Eén van zijn kroegvrienden had zijn ouders aangeboden de muziek voor de eredienst uit te zoeken, en waarschijnlijk vond hij troost bij Pink Floyd. Ik kon het hem niet kwalijk nemen, ik had daar helemaal niet aan gedacht. Het maakte niet uit, Willem was al weg … far away. Much farther than these islands, to the lonely Fotheringay.
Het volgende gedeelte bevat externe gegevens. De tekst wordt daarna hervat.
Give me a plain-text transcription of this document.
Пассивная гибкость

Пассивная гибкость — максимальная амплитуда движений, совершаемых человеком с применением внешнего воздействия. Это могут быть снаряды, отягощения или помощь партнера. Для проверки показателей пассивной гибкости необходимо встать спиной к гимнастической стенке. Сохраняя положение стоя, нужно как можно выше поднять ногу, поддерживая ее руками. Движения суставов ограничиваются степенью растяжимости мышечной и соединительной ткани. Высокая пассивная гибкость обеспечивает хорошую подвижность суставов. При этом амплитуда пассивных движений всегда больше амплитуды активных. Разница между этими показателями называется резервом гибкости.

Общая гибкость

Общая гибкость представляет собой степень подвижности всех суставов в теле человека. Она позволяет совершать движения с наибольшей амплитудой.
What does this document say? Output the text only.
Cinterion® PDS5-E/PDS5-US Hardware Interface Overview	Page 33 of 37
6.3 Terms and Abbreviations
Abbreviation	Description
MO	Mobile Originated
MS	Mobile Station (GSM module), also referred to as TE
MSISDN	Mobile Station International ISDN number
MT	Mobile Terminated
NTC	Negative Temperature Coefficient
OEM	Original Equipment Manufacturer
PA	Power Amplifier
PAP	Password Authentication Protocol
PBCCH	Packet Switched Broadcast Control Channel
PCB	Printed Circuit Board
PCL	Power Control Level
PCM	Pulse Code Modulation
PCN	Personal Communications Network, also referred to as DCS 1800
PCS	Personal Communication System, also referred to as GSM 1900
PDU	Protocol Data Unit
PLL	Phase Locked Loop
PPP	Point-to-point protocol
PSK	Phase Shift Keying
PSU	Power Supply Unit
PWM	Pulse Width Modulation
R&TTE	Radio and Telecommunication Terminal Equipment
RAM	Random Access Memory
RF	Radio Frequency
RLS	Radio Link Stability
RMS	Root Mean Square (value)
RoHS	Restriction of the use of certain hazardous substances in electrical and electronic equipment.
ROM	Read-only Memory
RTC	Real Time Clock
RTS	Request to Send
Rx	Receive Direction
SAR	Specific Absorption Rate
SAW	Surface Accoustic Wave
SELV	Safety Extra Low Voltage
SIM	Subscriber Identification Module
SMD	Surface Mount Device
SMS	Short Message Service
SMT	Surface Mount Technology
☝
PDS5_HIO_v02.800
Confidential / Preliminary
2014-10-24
De weg naar het kerkhof was nat en koud. Voetstappen schuurden de straatkeien, Latijnse en Nederlandse teksten vervlogen, zonder echo en klank. Dode bladeren in het gras.
MARY QUEEN OF SCOTS
Ik houd nog steeds van Fotheringay, zoals het door Fairport Convention werd opgenomen. Toen Sandy Denny zich daarbij aansloot, nam ze dit liedje mee. Het is vreemd, vooral door de stemming. Het begint met een akoestische gitaar, maar al bij de eerste worden lijkt het voorbij, alsof je de gordijnen opendoet op het moment dat de zon ondergaat. Wat we toen niet wisten was, dat het niet gaat over de dood, maar over Fotheringhay Castle, waar Mary Queen of Scots ooit gevangen zat. Toen het meisje Mary Stuart 6 dagen oud was werd ze al koningin van Schotland, toen ze 6 maanden oud was werd ze uitgehuwelijkt aan de Engelse troonopvolger en de rest was genoeg voor twee Shakespeare drama’s, totdat ze door Elisabeth I wegens samenzwering gevangen werd gezet, maar eigenlijk is dat niet relevant. Iedere regel is zo doordrenkt van de oneindige triestheid van die lange dagen, waaruit ze alleen door de dood kon ontsnappen, in het laatste couplet:
Tomorrow at this hour she will be far away, much farther than these islands or the lonely Fotheringay
Na 21 jaar werd haar hart door een beul van haar hoofd gescheiden. Mary Queen of Scots was dood. Sandy Denny is inmiddels dood. Willem is dood. En ik … ik heb het gewoon overleefd. Misschien moet ik eens een ander antwoord bedenken, wanneer iemand mij vraagt, wat ik op mijn begrafenis zou willen horen.
Eerder verschenen in de bundel This is my song 2013 onder de titel Avondlied.